DPR Apresiasi Pengunduran Diri Rektor UI Ari Kuncoro dari Kursi Komisaris BRI

23 Juli 2021 22:06 WIB

Penulis: Muhamad Arfan Septiawan

Editor: Laila Ramdhini

JAKARTA – Anggota Komisi X Dewan Perwakilan Rakyat (DPR) Himmatul Aliyah mengapresiasi keputusan Ari Kuncoro untuk meninggalkan posisi komisaris di PT Bank Rakyat Indonesia (Persero) Tbk (BBRI). Dirinya menyebut hal itu sebagai bukti kekuatan aspirasi rakyat dalam penyelenggaran pelayanan publik.

“Pengunduran diri ini tidak semata reaksi atas tuntutan masyarakat, tetapi juga komitmen terhadap penyelenggaraan pelayanan publik sebagaimana diatur dalam Undang-Undang Nomor 25 Tahun 2009 tentang Pelayanan Publik,”  ujar Himmatul dalam keterangan resmi, Jumat, 23 Juli 2021.

Himmatul juga mendorong Presiden Joko Widodo (Jokowi) untuk mencabut Peraturan Pemerintah (PP) nomor 75 tahun 2021 tentang Statuta Universitas Indonesia (UI).
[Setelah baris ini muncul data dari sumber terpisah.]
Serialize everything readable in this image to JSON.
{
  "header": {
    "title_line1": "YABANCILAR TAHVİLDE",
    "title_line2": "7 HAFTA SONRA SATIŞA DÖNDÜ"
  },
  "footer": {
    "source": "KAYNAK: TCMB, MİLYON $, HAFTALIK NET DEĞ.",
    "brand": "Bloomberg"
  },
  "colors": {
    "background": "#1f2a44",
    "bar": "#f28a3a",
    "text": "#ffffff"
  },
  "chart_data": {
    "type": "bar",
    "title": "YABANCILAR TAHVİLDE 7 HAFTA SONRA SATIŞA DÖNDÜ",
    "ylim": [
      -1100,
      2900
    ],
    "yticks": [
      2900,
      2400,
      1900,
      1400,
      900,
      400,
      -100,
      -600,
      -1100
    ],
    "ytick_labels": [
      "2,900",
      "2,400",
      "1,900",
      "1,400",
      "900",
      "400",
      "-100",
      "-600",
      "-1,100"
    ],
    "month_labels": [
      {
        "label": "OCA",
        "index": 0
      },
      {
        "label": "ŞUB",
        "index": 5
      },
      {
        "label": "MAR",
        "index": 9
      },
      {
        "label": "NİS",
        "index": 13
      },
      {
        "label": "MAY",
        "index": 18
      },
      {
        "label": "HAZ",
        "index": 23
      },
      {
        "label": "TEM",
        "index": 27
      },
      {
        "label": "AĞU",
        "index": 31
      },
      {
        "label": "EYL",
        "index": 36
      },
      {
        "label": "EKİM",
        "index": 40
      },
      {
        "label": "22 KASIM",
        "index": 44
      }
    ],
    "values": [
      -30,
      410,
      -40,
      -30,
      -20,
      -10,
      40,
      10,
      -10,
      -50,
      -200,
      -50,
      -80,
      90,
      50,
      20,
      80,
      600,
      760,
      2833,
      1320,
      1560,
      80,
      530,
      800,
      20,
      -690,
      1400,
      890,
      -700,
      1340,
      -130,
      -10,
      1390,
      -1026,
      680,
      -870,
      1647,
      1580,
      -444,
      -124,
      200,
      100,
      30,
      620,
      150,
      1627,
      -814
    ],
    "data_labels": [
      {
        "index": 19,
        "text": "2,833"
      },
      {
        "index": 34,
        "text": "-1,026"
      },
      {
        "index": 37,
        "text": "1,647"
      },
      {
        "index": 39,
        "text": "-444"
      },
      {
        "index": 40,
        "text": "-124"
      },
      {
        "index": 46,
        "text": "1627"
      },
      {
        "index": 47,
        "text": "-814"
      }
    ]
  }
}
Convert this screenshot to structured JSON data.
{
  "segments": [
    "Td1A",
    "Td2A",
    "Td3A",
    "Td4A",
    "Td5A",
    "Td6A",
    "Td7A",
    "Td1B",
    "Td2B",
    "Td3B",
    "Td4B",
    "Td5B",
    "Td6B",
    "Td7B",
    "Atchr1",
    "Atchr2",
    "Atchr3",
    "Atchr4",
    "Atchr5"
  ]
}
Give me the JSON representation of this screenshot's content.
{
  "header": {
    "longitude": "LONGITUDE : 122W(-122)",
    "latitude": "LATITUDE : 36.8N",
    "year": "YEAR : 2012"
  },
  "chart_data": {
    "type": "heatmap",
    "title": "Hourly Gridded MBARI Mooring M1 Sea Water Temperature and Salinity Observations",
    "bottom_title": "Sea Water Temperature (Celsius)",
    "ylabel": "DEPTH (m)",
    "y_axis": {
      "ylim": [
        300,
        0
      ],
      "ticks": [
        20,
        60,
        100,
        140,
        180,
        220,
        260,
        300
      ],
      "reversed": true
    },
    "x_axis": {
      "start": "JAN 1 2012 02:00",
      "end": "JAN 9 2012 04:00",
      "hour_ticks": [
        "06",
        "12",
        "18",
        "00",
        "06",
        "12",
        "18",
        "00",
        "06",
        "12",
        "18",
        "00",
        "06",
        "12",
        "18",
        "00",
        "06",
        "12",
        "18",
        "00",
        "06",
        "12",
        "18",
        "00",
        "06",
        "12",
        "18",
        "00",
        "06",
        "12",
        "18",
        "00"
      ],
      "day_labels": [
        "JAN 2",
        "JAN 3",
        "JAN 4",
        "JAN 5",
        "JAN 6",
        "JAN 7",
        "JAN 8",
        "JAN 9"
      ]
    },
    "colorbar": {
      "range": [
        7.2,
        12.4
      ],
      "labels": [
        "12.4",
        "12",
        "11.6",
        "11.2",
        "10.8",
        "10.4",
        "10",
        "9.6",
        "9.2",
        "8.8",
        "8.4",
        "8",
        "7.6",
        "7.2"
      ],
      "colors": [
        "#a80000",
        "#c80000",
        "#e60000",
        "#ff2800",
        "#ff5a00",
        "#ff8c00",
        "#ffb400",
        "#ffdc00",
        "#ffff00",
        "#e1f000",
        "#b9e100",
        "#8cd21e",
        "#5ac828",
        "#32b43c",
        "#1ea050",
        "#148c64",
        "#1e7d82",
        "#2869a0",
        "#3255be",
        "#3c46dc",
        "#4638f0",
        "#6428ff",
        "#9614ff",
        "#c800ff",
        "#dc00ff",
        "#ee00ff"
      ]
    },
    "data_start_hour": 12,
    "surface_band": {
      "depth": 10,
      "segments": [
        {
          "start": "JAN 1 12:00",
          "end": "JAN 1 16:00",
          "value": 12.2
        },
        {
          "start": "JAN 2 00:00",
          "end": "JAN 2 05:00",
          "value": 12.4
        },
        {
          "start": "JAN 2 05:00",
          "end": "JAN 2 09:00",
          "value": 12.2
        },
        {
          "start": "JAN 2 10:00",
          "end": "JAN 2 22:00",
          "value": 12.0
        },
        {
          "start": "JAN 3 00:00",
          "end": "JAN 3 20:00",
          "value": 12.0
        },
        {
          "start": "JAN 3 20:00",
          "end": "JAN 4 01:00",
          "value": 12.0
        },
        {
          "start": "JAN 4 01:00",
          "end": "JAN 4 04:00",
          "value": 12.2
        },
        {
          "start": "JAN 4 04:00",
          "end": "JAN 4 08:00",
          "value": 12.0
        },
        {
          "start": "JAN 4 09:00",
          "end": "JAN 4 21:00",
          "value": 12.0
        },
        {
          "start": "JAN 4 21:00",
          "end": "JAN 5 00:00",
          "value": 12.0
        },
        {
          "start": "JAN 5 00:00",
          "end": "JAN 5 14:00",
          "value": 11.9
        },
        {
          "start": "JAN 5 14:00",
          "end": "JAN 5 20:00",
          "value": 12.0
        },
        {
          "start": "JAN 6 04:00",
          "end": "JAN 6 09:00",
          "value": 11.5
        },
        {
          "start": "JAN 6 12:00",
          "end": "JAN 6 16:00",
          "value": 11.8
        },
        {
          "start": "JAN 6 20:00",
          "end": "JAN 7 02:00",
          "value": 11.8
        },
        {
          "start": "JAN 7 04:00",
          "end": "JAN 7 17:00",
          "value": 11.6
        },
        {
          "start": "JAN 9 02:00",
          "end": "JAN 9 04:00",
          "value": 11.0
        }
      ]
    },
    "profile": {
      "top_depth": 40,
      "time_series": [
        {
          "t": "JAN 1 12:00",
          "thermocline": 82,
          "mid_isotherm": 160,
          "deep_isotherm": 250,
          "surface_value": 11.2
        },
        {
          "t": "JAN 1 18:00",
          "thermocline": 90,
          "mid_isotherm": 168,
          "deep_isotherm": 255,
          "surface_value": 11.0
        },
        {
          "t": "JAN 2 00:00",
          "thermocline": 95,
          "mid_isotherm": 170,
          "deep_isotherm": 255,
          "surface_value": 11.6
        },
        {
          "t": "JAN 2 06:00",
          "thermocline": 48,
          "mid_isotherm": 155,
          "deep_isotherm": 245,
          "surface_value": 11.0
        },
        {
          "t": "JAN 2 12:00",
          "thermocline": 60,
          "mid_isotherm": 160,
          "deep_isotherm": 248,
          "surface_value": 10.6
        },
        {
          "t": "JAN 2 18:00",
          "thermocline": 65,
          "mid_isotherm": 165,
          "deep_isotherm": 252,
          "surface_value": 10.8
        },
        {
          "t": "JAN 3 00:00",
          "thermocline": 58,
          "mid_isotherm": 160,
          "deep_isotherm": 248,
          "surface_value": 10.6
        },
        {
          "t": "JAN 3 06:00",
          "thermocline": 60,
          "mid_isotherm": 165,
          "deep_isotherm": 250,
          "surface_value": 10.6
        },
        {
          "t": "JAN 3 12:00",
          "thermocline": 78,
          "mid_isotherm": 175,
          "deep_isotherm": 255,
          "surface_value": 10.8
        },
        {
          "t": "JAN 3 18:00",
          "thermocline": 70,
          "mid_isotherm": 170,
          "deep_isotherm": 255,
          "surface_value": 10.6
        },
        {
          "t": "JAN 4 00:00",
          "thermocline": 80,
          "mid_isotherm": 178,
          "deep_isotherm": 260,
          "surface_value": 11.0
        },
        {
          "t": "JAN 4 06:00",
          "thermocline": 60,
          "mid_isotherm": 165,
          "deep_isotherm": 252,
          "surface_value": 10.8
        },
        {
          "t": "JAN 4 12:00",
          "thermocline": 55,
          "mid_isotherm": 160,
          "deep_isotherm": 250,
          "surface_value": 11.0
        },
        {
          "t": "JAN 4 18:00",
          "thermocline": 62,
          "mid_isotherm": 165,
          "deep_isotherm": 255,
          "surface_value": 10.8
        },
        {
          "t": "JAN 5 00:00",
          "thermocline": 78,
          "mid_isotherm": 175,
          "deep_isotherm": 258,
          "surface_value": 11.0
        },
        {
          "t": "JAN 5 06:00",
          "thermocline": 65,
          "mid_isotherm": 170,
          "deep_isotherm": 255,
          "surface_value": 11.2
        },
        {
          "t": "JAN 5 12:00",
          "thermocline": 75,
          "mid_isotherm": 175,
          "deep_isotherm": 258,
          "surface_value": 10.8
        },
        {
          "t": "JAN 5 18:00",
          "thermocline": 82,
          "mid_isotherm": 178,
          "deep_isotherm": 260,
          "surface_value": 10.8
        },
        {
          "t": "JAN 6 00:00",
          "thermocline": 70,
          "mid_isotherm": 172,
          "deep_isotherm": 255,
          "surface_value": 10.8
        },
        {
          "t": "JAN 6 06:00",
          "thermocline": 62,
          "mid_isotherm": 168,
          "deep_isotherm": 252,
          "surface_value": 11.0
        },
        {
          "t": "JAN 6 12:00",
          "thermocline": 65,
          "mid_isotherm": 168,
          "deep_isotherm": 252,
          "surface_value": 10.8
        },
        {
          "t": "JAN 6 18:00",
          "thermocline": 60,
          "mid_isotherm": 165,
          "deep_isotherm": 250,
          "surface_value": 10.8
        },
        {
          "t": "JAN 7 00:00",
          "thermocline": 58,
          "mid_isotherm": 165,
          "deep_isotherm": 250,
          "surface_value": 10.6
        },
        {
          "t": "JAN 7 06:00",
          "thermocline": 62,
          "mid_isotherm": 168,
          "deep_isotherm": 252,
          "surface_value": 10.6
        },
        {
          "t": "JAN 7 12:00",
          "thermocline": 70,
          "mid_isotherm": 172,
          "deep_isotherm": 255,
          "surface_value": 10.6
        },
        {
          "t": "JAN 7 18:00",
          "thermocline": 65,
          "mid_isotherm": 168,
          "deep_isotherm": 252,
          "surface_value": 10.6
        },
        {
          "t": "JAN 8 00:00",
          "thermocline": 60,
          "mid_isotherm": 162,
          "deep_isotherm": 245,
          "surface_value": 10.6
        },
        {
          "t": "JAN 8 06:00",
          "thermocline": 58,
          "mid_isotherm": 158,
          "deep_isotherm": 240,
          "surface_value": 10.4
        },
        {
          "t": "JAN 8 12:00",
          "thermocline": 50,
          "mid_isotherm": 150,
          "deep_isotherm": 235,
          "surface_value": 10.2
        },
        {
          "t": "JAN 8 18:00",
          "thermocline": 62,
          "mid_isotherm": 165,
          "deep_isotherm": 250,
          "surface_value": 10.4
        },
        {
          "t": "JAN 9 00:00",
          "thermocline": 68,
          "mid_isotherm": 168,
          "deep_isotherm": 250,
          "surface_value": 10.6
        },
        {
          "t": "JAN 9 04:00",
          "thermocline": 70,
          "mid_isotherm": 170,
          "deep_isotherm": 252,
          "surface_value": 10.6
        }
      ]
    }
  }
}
Beleid tersebut merupakan revisi atas PP nomor 68 tahun 2013 sekaligus dasar hukum yang melegitimasi rangkap jabatan rektor dengan posisi strategis di Badan Usaha Milik Negara (BUMN).

“Langkah pengunduran diri ini menjadi momentum untuk membatalkan PP Nomor 75 Tahun 2021 tersebut, karena Statuta UI yang baru tidak sejalan dengan UU Nomor 12 Tahun 2012 tentang Pendidikan Tinggi,” jelas politisi partai Gerakan Indonesia raya (Gerindra) tersebut.

Pasal 8 ayat 1  UU Nomor 12 Tahun 2012 memang mengatur secara jelas adanya batas kontaminasi dalam kebebasan akademik. Rangkap jabatan ini dikhawatirkan menimbulkan konflik kepentingan di mimbar akademik.

“Dalam penyelenggaraan Pendidikan dan pengembangan Ilmu Pengetahuan dan Teknologi berlaku kebebasan akademik, kebebasan mimbar akademik, dan otonomi keilmuan,” tulis Pasal 8 ayat 1  UU nomor 12 tahun 2012.

Pengunduran diri Ari sudah ditindaklanjuti oleh Kementerian BUMN sebagai pemegang saham mayoritas BRI. Hal itu tertuang dalam keterbukaan informasi BRI kepada Bursa Efek Indonesia (BEI).

“Sehubungan dengan itu, perseroan menindaklanjuti (pengunduran diri) sesuai ketentuan dan prosedur,” tulis manajemen BRI. 

Manajemen BRI juga menyebut bakal menerapkan prinsipGood Corporate Governance  (GCG) dalam pelaksanaan perubahan jajaran direksi dan komisaris.